There has been a lot of discussion this week of the netroots rejecting DLC candidates (see Mark Warner). A new report shows that the DLC's war on young people is the exact opposite strategy Democrats need. And most importantly, in Tuesday's elections, the DLC candidates were rejected by the voters in both red and blue states with Ned Lamont poised to oust DLC founder Joe Lieberman in less than two months.
Now, even worse for Al From, Marshall Wittman, and Ed Kilgore, the Des Moines Register has the first major poll of the 2008 Iowa Caucuses. The DLC candidates (Hillary Clinton, Tom Vilsack, Mark Warner, and Evan Bayh) combine to to hit a DLC ceiling of 41%.
One way to view presidential politics is as a reaction to the problems that we are facing. That is why the Democratic Leadership Council was once successful, because they were a reaction to what were then the problems in the Democratic Party.
But the current problem with the Democratic Party is the DLC and the backlash against the DLC is framing the 2008 race. This is bad news for Senator Clinton, who is defined strongly as a DLC problem child. But it is even worse news for the Tier II DLC candidates like Bayh, Warner, and Vilsack who confront the liability of DLC baggage while not being able to count on the DLC support that has inevitably been flowing to Clinton. Combined, the Tier II DLC'er are only polling at 15% in Iowa, yet will face the wrath of the new progressive movement for the DLC support for Iraq, the bankruptcy bill, CAFTA, and the destruction of the Democratic brand via triangulation.
It is so bad that DLC head Tom Vilsack only pulls 10% in his home state.

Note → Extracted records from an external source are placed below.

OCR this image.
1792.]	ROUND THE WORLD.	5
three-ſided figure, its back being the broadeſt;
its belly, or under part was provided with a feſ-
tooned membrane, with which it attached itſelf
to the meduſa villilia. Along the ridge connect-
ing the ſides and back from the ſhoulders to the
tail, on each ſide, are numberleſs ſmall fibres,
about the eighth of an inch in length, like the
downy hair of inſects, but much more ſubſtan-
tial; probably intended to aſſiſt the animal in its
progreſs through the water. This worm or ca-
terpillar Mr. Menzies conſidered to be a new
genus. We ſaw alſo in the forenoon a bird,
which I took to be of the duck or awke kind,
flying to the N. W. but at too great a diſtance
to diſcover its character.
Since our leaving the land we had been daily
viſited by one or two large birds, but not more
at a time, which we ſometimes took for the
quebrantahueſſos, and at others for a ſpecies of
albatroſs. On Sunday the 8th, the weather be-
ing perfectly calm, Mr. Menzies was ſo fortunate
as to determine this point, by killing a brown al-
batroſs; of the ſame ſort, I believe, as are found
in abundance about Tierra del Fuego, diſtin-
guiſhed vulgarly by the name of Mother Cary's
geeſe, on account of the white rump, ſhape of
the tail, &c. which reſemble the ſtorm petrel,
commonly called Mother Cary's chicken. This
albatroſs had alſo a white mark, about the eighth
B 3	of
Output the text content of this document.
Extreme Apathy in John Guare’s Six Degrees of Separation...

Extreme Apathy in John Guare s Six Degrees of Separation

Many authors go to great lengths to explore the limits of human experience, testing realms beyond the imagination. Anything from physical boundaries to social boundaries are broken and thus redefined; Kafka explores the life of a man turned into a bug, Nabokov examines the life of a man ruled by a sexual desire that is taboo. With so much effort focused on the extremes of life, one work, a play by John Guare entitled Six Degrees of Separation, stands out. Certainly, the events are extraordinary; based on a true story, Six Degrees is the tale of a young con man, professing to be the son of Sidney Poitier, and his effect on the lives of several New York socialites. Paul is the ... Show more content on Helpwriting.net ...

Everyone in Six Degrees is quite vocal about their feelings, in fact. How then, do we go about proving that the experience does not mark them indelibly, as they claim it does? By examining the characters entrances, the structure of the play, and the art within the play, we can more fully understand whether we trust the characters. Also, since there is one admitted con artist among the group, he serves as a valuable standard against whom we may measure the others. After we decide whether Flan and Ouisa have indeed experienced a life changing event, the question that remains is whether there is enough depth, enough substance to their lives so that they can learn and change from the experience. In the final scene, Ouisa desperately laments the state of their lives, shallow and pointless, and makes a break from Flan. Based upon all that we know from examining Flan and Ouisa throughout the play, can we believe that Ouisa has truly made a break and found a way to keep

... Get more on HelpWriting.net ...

Vilsack, despite getting good marks in previous polls for the job he's done in two terms as governor, receives relatively tepid support from his home state in the Register's new presidential poll, taken May 29 to June 1. [...]Ouch, those who know him best don't think he is leadership material with only 26% giving him a favorable rating as a potential presidential candidate. The curse of the DLC: when candidates run trying not of offend anyone they end up inspiring few.
University of North Carolina political science professor James Stimson said the poll results likely would cause short-term problems for Vilsack, especially in raising money. News that Vilsack is not the favorite in his own state will make potential donors think twice, Stimson said.
Vilsack, one of several people whom Kerry considered as his 2004 running mate before deciding to put Edwards on the ticket, has taken several steps toward a possible run for the White House. In 2005, Vilsack started a fundraising organization aimed at allowing him to help Democrats around the country this year and sow goodwill with influential party activists in key states. In its first year, the organization raised $2 million.
Stimson said the results suggest Iowa Democrats are more comfortable with Vilsack as governor than as president.
[Georgetown University professor Stephen] Wayne said that the poll reflects name recognition of people seen as presidential caliber, more than popularity, and that the results show Iowans largely do not see Vilsack in that class.Iowa will be a battle, the Hotline points out:
"If here is a person that makes no secret of the fact that he is thinking about this, and only gets 10 percent, that is not very good," said Wayne, a leading scholar on presidential campaigns and the presidency.
A previous Iowa Poll, taken in January 2005, found that just 29 percent of Iowa adults thought it was a good idea for Vilsack to seek his party's nomination.
BTW, doesn't this make it harder for Clinton to even ponder skipping the caucuses since it would look like she was ducking a fight?Yeah, but Clinton ducked the Yearly Kos Convention as part of her staff's mission to keep her surrounded by only those who support her.
That is the problem with being a member of the DLC now days, it indicates a cowardice and lack of leadership. How can we follow candidates who aren't leading?